Chapter 5. The Many Voices of Destiny

Chapter 5. The Many Voices of Destiny

Science has steadily pulled back from the fullness of our experience, contracting into a subtle and pinched search for reliable mechanisms, abstract and remote. In the face of this science, it is difficult to hold onto any conviction that we bring a resolve or task or destiny with us to earth and that we converse with this destiny through all the circumstances of our lives. Such intimations of destiny as we may encounter almost inevitably fade toward the indistinct margins of our existence. Or else they erupt into flaky theories all the more understandable given that the prevailing science, with its necessary discipline, has abandoned the field.

It's not much use arguing for or against any notion of destiny in general terms. All we can do is to look at our lives as fully and dispassionately as possible, ignoring nothing because of our presuppositions. Then we can try to hear what, if anything, speaks through the whole.

Or else look at someone else's life. We are offered such a life or, rather, a group of lives in a startling and best-selling book that came out several years ago, entitled Expecting Adam and written by Martha Beck, a bright young woman on the fast track to worldly success. What speaks through the characters in her real-life tale of unexpected destiny is powerful beyond words.
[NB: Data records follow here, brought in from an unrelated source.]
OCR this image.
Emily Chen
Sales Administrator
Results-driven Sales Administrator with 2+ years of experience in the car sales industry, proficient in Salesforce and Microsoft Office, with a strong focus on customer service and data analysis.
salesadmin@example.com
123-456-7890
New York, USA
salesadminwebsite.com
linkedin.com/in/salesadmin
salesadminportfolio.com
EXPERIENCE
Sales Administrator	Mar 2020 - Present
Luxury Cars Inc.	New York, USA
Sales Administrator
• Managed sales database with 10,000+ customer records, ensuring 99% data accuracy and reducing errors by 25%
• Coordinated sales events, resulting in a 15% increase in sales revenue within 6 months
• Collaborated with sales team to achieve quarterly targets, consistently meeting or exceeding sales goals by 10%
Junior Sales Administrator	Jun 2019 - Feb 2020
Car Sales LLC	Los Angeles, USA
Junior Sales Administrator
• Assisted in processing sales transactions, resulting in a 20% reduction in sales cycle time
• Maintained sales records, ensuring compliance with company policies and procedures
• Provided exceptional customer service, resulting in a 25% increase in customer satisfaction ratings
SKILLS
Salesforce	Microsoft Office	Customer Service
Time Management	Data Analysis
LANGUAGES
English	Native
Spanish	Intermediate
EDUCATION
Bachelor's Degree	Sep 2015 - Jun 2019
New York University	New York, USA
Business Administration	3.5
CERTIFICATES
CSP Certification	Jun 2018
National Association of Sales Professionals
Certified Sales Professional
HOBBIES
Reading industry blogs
Beck had always felt revulsion in the presence of retarded people. This was still true when, in the aftermath of a nearly disastrous automobile accident, an obviously retarded passer-by looked her straight in the eye and said, "He's a good baby, ma'am. You take care of that baby."

It was only then that Beck who a moment before had found herself unreasonably peaceful beside her shell-shocked husband as their car spun wildly out of control through onrushing traffic realized she was experiencing the first, faint symptoms of another "accident." She was pregnant. A few months later she would discover that the developing child had Down syndrome.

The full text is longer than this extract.